"Le temps du changement",titre Hospodářské noviny le 28 mai, premier jour des élections législatives. "La victoire du leader des sociaux-démocrates (ČSSD) Jiří Paroubek est assurée, mais ce qui se passera après n’est pas du tout certain", écrit le journal économique pragois, qui élabore ainsi quatre scénarios possibles pour l’avenir – et les unes qui iraient avec -, en ordre de probabilité.

Premier scénario : "La victoire de la droite". Même si Paroubek arrive en tête du scrutin, les conservateurs (ODS) de Petr Nečas formeront une coalition de droite, avec les nouveaux petits partis politiques TOP 09, VV et les chrétiens démocrates, qui aura la majorité des sièges et dont le programme prévoit notamment "des coupes budgétaires". Scénario numéro deux : "Une coalition menée par Paroubek" et comprenant les petits partis de droite susmentionnés. Une coalition "difficile", en raison des "grandes différences entre leurs programmes". Socialiste, voire populiste, pour le ČSSD et néolibéral pour TOP09 et VV.

"L'Europe regarde les élections avec appréhension"

Scénario numéro trois : "Paroubek et les communistes", qui vont devoir affronter "la résistance du président" conservateur Václav Klaus, hostile à un gouvernement soutenu par les communistes. Une telle hypothèse, rappelle le quotidien, représenterait par ailleurs "davantage de dettes". Dernier scénario : "La grande coalition entre le ČSSD et l’ODS". Il est très peu probable, car les deux principaux partis ne s’entendent pas sur la majorité des sujets. Un telle coalition soutiendrait forcément un gouvernement "de grand compromis".

Quelle que soit la formule gagnante, note Hospodářské noviny, le nouveau gouvernement devra se confronter à la crise économique et à ses conséquences. "Tout ce qui est valable pour la Grèce surendettée, la Grande Bretagne touchée par la crise ou l’Espagne foudroyée par la bulle immobilière, se reflète aussi en République tchèque, même si sa dette publique n’est que la quatrième plus faible en Europe". Le journal pragois remarque par ailleurs que "l’Europe regarde les élections avec *appréhension**"* en République tchèque, car elle craint le blocage politique qui avait suivi le vote il y a quatre ans.

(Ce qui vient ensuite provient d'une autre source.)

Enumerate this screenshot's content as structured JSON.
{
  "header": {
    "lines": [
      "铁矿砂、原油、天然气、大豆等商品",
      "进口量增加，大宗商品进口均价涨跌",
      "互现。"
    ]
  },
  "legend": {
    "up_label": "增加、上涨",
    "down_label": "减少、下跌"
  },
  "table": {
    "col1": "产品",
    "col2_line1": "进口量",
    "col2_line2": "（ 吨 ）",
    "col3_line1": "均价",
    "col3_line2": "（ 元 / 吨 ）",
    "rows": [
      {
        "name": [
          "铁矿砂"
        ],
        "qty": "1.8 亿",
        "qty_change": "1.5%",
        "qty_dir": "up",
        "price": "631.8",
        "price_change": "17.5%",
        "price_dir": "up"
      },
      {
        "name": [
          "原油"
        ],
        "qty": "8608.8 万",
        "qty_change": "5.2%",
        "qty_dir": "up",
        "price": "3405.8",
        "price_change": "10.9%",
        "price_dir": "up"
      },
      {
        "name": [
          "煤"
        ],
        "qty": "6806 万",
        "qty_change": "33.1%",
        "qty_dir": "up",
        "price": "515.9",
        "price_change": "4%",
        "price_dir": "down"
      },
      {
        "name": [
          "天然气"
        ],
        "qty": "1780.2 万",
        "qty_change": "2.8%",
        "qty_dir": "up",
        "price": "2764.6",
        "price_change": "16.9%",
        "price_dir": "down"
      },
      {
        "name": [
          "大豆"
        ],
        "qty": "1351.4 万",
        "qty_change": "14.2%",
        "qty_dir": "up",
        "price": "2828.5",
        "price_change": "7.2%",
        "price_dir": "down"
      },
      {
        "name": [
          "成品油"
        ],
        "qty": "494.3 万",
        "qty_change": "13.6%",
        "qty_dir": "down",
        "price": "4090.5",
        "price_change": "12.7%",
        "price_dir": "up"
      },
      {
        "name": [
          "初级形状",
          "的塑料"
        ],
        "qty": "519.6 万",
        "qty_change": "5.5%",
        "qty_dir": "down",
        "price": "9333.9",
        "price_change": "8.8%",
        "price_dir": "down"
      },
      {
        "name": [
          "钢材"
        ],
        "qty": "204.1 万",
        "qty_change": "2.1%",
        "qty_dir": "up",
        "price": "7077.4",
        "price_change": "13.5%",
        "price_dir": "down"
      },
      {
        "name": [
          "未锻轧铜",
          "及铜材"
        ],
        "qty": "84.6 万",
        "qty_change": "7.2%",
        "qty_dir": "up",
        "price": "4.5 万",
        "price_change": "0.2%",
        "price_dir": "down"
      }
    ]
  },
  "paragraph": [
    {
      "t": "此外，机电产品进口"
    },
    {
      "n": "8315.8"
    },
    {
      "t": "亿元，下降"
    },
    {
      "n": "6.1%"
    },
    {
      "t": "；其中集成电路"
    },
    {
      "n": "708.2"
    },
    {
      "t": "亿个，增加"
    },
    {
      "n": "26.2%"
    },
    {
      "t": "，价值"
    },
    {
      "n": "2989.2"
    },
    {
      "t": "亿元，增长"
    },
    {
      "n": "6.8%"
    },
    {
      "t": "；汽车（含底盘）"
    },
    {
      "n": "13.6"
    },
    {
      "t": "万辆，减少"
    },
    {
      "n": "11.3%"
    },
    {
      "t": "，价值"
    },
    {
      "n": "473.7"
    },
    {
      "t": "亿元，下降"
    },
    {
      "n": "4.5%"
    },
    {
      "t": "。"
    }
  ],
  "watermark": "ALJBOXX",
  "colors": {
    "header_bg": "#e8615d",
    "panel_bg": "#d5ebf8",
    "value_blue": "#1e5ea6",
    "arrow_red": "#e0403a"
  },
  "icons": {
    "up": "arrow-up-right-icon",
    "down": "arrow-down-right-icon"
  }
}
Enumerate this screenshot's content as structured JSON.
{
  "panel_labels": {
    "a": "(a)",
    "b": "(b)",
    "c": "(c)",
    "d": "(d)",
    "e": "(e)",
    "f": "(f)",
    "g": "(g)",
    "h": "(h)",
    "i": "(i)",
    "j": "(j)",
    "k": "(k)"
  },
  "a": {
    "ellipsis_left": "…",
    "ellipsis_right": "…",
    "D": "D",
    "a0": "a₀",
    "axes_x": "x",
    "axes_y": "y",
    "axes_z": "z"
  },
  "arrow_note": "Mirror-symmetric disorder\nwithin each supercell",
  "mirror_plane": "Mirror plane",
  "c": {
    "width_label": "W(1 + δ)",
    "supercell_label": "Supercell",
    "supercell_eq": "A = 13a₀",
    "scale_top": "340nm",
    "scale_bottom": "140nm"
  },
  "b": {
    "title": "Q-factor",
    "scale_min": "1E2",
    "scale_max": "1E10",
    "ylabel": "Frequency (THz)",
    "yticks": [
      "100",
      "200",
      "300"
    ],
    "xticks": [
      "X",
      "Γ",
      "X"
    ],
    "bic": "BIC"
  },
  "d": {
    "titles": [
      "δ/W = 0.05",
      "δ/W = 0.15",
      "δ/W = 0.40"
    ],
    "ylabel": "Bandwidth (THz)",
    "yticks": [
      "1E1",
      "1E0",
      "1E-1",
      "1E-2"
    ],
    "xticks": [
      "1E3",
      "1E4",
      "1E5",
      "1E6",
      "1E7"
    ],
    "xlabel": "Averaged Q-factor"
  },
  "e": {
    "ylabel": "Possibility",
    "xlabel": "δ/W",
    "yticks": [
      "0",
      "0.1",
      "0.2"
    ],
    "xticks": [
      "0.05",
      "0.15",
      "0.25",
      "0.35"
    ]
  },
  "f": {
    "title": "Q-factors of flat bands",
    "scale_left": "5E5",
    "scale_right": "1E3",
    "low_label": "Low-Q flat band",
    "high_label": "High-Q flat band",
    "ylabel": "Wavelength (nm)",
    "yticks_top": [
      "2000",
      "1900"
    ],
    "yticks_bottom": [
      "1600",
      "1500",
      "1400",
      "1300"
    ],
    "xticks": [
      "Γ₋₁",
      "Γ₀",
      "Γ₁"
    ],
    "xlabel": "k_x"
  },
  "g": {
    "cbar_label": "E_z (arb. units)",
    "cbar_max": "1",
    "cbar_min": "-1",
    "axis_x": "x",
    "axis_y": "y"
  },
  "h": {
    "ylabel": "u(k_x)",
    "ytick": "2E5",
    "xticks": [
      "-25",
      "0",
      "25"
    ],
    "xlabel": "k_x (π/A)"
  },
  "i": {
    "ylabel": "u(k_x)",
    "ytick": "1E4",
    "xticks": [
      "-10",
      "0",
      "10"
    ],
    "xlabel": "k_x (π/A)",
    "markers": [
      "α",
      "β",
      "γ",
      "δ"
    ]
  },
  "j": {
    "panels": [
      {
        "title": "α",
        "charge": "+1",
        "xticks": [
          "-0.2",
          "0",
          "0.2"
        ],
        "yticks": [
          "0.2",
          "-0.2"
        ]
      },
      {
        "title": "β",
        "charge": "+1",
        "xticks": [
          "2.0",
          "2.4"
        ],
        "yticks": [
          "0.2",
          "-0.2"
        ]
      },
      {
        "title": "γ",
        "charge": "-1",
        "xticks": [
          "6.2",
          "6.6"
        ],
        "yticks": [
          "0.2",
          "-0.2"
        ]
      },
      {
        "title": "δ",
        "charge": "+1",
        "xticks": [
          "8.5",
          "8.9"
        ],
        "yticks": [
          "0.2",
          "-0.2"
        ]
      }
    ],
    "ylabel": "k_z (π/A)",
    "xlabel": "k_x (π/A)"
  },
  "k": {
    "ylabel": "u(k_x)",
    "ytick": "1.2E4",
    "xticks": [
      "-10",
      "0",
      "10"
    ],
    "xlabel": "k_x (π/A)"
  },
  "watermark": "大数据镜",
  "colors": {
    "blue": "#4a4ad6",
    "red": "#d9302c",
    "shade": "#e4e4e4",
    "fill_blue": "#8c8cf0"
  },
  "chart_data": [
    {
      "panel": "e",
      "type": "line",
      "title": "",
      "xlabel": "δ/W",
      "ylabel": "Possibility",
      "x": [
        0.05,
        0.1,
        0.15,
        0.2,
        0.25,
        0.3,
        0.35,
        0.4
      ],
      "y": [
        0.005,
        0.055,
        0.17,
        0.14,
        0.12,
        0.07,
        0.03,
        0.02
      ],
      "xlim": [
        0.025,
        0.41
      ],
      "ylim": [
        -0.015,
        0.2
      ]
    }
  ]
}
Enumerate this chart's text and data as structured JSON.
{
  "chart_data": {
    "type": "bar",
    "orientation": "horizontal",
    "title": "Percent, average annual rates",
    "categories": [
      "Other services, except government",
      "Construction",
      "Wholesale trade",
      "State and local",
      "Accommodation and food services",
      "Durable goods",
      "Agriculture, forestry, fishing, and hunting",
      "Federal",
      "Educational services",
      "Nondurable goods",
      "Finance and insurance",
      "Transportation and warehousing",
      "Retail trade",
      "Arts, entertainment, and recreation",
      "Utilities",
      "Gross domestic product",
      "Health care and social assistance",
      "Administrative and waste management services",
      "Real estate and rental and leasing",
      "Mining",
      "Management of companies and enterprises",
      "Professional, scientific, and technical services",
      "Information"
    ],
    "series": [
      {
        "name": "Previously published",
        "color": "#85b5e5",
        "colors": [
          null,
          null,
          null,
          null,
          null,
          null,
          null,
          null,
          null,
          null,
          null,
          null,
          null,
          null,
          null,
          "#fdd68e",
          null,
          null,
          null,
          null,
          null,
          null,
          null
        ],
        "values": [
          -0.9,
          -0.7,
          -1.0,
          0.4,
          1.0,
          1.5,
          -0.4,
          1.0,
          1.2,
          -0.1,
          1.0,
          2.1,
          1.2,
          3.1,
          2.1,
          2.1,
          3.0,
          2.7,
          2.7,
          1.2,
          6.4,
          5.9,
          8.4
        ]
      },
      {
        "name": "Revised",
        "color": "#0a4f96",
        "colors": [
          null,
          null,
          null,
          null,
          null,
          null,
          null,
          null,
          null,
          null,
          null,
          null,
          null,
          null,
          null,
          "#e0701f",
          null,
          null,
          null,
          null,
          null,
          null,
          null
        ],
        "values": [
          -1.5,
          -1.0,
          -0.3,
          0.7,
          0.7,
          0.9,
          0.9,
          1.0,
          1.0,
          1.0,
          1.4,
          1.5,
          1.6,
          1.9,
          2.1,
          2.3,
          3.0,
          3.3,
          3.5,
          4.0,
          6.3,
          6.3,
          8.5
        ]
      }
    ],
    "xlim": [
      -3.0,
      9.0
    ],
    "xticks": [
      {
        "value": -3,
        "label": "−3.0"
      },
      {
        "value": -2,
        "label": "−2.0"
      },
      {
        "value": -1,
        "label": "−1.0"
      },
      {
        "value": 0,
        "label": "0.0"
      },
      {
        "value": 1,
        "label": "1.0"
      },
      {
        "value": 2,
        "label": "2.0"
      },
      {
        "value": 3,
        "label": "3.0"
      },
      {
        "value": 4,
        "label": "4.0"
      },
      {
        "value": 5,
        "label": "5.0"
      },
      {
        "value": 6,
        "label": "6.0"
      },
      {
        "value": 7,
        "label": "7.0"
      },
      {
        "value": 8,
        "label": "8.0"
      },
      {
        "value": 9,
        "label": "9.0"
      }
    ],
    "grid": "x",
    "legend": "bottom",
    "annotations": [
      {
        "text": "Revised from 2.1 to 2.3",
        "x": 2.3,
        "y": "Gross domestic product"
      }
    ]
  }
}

Enfin,observe Hospodářské noviny, ces mois-ci, "il ne se passe quasiment pas un jour sans que des élections ne se déroulent dans un des pays de l’Union européenne", sur fond de crise économique. Le 9 juin, on vote aux Pays-Bas, où le candidat populiste et anti-islam Geert Wilders voit sa popularité baisser ; le 12, c'est le tour de la Slovaquie, empêtrée dans son conflit nationaliste avec la Hongrie au sujet de la concession du passeport hongrois aux Magyars slovaques, et le 13 juin, on vote dans "une Belgique bouleversée" par la difficile cohabitation entre Flamands et francophones, et où les nationalistes flamands devraient tirer profit du conflit.